The Enlightenment’s Fatal Flaw

The fatal flaw is the reliance on reason. As Wikipedia puts it,

The Enlightenment included a range of ideas centered on reason as the primary source of knowledge….

Where reason is

the capacity of consciously making sense of things, establishing and verifying facts, applying logic, and adapting or justifying practices, institutions, and beliefs based on new or existing information.

So much of life is — of necessity — conducted in a realm beyond “reason”, where instincts and customs come into play in a universe that is but dimly understood.

By contrast, as the Wikipedia article admits, the Enlightenment — like its contemporary manifestations in pseudo-science (e.g., Malthusianism, Marxism, “climate change”), politics (e.g., “social justice”), and many other endeavors — relies on reductionism, which is

the practice of oversimplifying a complex idea or issue to the point of minimizing or distorting it.

Reason relies on verbalization (or its mathematical equivalent), but words (and numbers) fail us:

Love, to take a leading example, is a feeling that just is.
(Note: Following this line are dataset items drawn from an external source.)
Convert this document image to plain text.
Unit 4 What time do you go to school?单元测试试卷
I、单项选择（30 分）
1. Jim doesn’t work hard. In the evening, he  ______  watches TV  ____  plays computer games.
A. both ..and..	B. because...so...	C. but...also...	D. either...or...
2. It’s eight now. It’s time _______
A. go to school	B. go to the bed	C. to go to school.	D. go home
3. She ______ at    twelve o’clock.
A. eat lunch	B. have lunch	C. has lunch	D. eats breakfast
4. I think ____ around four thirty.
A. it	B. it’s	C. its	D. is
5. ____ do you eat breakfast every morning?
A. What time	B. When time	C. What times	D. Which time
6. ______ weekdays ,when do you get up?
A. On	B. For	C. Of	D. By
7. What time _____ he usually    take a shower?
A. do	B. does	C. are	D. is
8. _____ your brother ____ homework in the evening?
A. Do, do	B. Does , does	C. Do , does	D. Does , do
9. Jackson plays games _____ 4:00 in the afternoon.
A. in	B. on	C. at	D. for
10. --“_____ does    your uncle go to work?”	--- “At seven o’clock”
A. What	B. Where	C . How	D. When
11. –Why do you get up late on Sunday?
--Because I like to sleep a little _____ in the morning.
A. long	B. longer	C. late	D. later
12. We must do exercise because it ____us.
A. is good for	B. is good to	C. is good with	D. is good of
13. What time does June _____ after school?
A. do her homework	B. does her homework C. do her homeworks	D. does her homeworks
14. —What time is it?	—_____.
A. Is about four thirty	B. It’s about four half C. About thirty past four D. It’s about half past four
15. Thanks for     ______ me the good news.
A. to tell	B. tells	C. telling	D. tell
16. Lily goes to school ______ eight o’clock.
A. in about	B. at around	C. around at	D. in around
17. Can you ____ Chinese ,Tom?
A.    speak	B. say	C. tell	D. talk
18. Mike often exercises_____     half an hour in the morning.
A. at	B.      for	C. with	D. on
The why and wherefore of it is beyond our ability to understand and explain. Some of the feelings attached to it can be expressed in prose, poetry, and song, but those are superficial expressions that don’t capture the depth of love and why it exists.

The world of science is of no real help. Even if feelings of love could be expressed in scientific terms — the action of hormone A on brain region X — that would be worse than useless. It would reduce love to chemistry, when we know that there’s more to it than that. Why, for example, is hormone A activated by the presence or thought of person M but not person N, even when they’re identical twins?

The world of science is of no real help about “getting to the bottom of things.” Science is an infinite regress. S is explained in terms of T, which is explained in terms of U, which is explained in terms of V, and on and on. For example, there was the “indivisible” atom, which turned out to consist of electrons, protons, and neutrons. But electrons have turned out to be more complicated than originally believed, and protons and neutrons have been found to be made of smaller particles with distinctive characteristics. So it’s reasonable to ask if all of the particles now considered elementary are really indivisible. Perhaps there other more-elementary particles yet to be hypothesized and discovered. And even if all of the truly elementary particles are discovered, scientists will still be unable to explain what those particles really “are.”

Reason is valuable when it consists of the narrow application of logic to hard facts. But it has almost nothing to do with most of life — and especially not with politics.

Just as words fail us, so has the Enlightenment and much of what came in its wake.